Dynamically visualizing profibrotic maladaptive repair after acute kidney injury by fibroblast activation protein imaging.

A major challenge in prevention and early treatment of organ fibrosis is the lack of valuable tools to assess the evolving profibrotic maladaptive repair after injury in vivo in a non-invasive way. Here, using acute kidney injury (AKI) as an example, we tested the utility of fibroblast activation protein (FAP) imaging for dynamic assessment of maladaptive repair after injury. The temporospatial pattern of kidney FAP expression after injury was first characterized. Single-cell RNA sequencing and immunostaining analysis of patient biopsies were combined to show that FAP was specifically upregulated in kidney fibroblasts after AKI and was associated with fibroblast activation and chronic kidney disease (CKD) progression.

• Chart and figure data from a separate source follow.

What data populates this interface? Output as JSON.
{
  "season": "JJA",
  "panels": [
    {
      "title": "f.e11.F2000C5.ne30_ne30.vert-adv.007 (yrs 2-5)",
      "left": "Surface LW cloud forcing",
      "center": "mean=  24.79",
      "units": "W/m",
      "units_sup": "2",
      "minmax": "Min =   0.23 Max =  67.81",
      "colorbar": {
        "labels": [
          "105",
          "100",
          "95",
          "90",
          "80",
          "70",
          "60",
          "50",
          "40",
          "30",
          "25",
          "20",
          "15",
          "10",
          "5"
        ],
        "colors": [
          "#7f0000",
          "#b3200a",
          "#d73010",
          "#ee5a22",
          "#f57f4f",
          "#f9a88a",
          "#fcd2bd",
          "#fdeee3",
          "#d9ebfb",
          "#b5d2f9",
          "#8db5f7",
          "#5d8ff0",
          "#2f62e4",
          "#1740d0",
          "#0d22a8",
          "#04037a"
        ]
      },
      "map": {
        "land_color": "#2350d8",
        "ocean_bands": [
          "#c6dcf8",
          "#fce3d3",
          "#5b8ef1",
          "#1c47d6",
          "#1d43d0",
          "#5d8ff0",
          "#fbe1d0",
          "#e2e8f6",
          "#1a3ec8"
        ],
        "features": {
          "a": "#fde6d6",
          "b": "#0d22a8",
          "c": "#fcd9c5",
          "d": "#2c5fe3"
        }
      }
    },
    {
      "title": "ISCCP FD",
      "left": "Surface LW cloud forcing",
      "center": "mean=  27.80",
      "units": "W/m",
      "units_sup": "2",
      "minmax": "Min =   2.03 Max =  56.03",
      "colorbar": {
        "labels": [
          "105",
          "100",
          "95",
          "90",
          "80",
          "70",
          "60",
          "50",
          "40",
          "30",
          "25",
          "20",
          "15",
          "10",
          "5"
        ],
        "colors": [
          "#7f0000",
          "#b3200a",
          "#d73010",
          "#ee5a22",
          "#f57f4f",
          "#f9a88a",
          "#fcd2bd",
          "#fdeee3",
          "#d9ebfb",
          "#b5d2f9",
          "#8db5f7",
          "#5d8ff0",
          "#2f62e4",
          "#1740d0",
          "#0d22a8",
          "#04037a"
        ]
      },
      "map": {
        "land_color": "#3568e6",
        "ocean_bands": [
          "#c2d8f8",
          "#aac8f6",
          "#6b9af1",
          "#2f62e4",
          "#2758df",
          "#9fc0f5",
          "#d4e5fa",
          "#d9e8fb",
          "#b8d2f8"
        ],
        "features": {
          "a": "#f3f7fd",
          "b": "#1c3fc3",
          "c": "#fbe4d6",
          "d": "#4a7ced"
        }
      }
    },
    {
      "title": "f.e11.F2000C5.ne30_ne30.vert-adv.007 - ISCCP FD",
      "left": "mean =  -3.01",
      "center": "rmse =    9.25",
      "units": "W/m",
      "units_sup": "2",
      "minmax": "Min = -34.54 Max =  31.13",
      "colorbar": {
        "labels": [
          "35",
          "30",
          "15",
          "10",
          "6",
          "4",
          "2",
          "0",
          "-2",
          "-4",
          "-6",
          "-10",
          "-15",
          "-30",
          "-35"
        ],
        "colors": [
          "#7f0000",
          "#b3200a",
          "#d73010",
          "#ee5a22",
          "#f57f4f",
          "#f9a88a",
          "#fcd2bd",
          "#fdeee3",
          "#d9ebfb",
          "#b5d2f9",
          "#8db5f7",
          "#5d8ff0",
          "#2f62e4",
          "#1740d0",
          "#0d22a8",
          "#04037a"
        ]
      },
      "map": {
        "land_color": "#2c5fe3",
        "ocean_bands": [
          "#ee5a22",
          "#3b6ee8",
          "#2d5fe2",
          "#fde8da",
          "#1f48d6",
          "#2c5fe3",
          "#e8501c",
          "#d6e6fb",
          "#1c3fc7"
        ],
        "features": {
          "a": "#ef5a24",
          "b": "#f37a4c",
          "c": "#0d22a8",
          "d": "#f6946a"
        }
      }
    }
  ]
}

This was corroborated in AKI mouse models, where a sustained and exaggerated kidney FAP upregulation was coupled to persistent fibroblast activation and a fibrotic outcome, linking kidney FAP level to post-insult maladaptive repair. Furthermore, using positron emission tomography (PET)/CT scanning with FAP-inhibitor tracers ([F]FAPI-42, [F]FAPT) targeting FAP, we demonstrated the feasibility of non-invasively tracking of maladaptive repair evolution toward kidney fibrosis. Importantly, a sustained increase in kidney [F]FAPT (less hepatobiliary metabolized than [F]FAPI-42) uptake reflected persistent kidney upregulation of FAP and characterized maladaptive repair after AKI. Kidney [F]FAPT uptake at hour 2-day 7 correlated with kidney fibrosis 14 days after AKI. Similar changes in [F]FAPI-42 PET/CT imaging were observed in patients with AKI and CKD progression. Thus, persistent kidney FAP upregulation after AKI was associated with maladaptive repair and a fibrotic outcome. Hence, FAP-specific PET/CT imaging enables dynamic visualization of maladaptive repair after AKI and prediction of kidney fibrosis within a clinically actionable window.